The lack of ground truth information makes it challenging to identify true NPC clusters visually, as shown in the cases in Figure 2B. Therefore, our goal is to comprehend the major sources of uncertainty to simulate the NPC images resembling the experimental conditions. We intentionally used the classical indirect immunofluorescence labeling method (i.e., an anti-NUP133 primary antibody and the corresponding Alexa Fluor 647-tagged secondary antibody) to label the NUP133 protein to present a challenging case with multiple sources of uncertainties. Thereafter, we incorporated these variations into our Monte-Carlo simulation in addition to the localization uncertainties.

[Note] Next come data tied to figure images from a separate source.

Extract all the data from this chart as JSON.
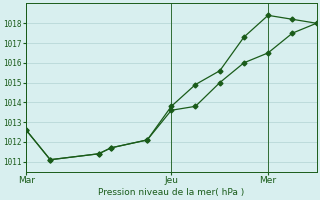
{
  "title": "Pression niveau de la mer( hPa )",
  "bg_color": "#d8efef",
  "grid_color": "#b8d8d8",
  "line_color": "#1a5c1a",
  "marker_color": "#1a5c1a",
  "ylim": [
    1010.5,
    1019.0
  ],
  "yticks": [
    1011,
    1012,
    1013,
    1014,
    1015,
    1016,
    1017,
    1018
  ],
  "xtick_labels": [
    "Mar",
    "Jeu",
    "Mer"
  ],
  "xtick_positions": [
    0.0,
    0.5,
    0.833
  ],
  "line1_x": [
    0.0,
    0.083,
    0.25,
    0.292,
    0.417,
    0.5,
    0.583,
    0.667,
    0.75,
    0.833,
    0.917,
    1.0
  ],
  "line1_y": [
    1012.6,
    1011.1,
    1011.4,
    1011.7,
    1012.1,
    1013.8,
    1014.9,
    1015.6,
    1017.3,
    1018.4,
    1018.2,
    1018.0
  ],
  "line2_x": [
    0.0,
    0.083,
    0.25,
    0.292,
    0.417,
    0.5,
    0.583,
    0.667,
    0.75,
    0.833,
    0.917,
    1.0
  ],
  "line2_y": [
    1012.6,
    1011.1,
    1011.4,
    1011.7,
    1012.1,
    1013.6,
    1013.8,
    1015.0,
    1016.0,
    1016.5,
    1017.5,
    1018.0
  ],
  "xmin": 0.0,
  "xmax": 1.0,
  "figwidth": 3.2,
  "figheight": 2.0,
  "dpi": 100
}
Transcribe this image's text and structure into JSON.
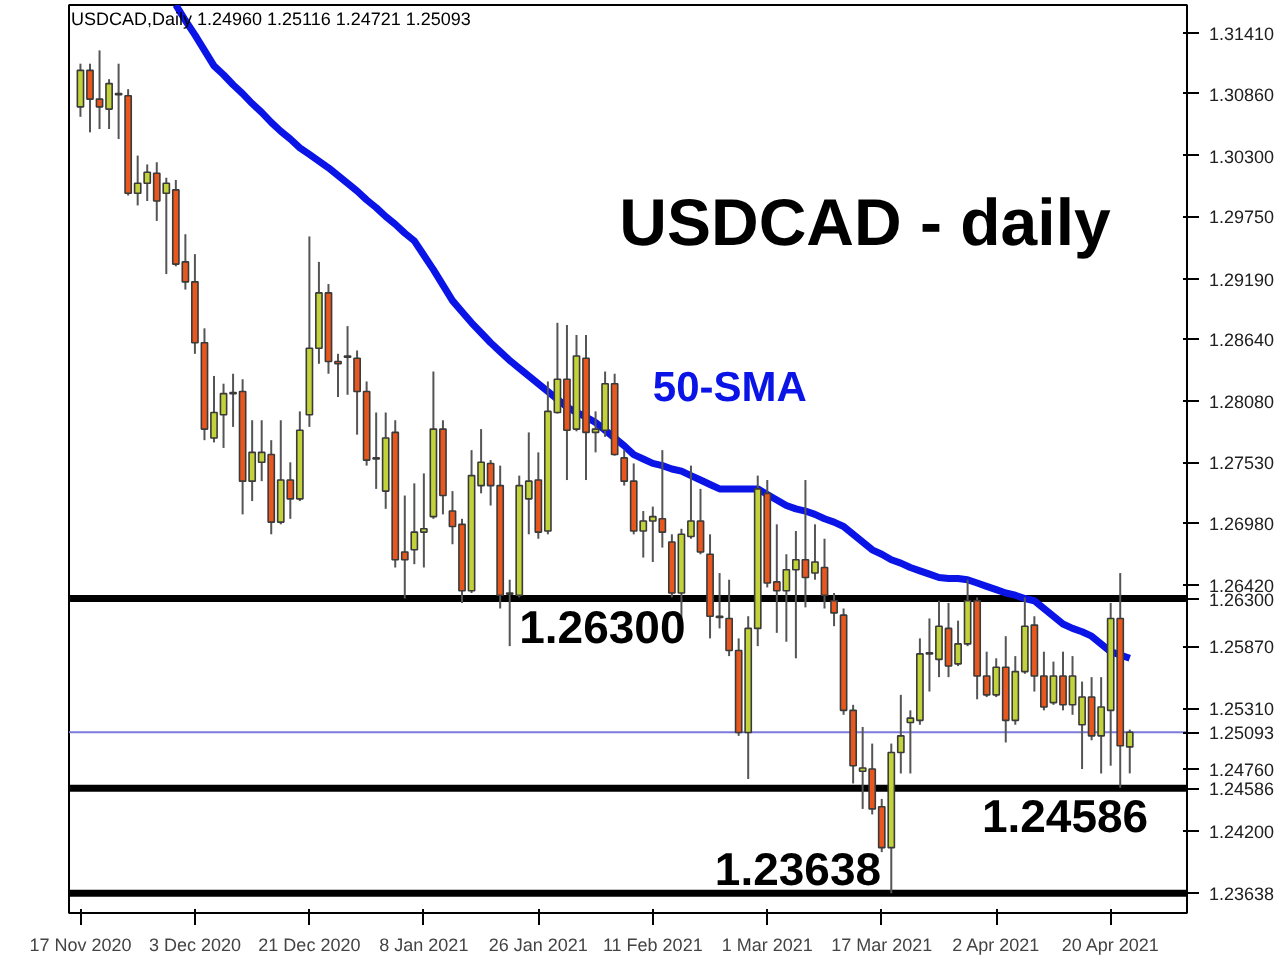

Monte-Carlo simulation of SMLM imaging of NPC

Using the experimentally acquired probability density functions (PDFs) of localization precision and number of SMLs from each secondary antibody (Figures 2C-2D) and the physical size of primary and secondary antibodies, we summarized the overall Monte-Carlo simulation process with the four main functions described in the flowchart (Figure 3). First, we simulated the spatial distribution of NPCs and the coordinates of NUPs of interest. NPCs are known to be randomly distributed on the nuclear membrane with varying pore distances of approximately 250 to 500 nm [15]. We simplified the spread model of NPC as projections on a two-dimensional (2D) squared box with varying NPC spatial density based on the following two rationales: (1) most SMLM studies of NPC use TIRF illumination to selectively image the NPCs close to the flat cell-glass interface, and (2) the typical axial resolution of ∼80 nm in SMLM is challenging to resolve the NUPs on the nuclear membrane. Then, we obtained the distance-to-center parameter of different NUPs from the literature [3]. We assumed that all the NUPs maintained 8-way symmetricity and generated eight sites around the NPC centroid (orange dots in Figure 4A). Next, we used the Poisson disk algorithm [16] to generate the NPC centroid locations (green circles with black crosses in Figure 4A) with a minimum spacing of 250 nm and a distance of 53 nm to simulate NUP133 as an example. We then trimmed the list of candidate NPC centroids to 1-9 NPCs per μm2, corresponding to the NPC densities reported in typical mammalian cells [17].

Figure 3.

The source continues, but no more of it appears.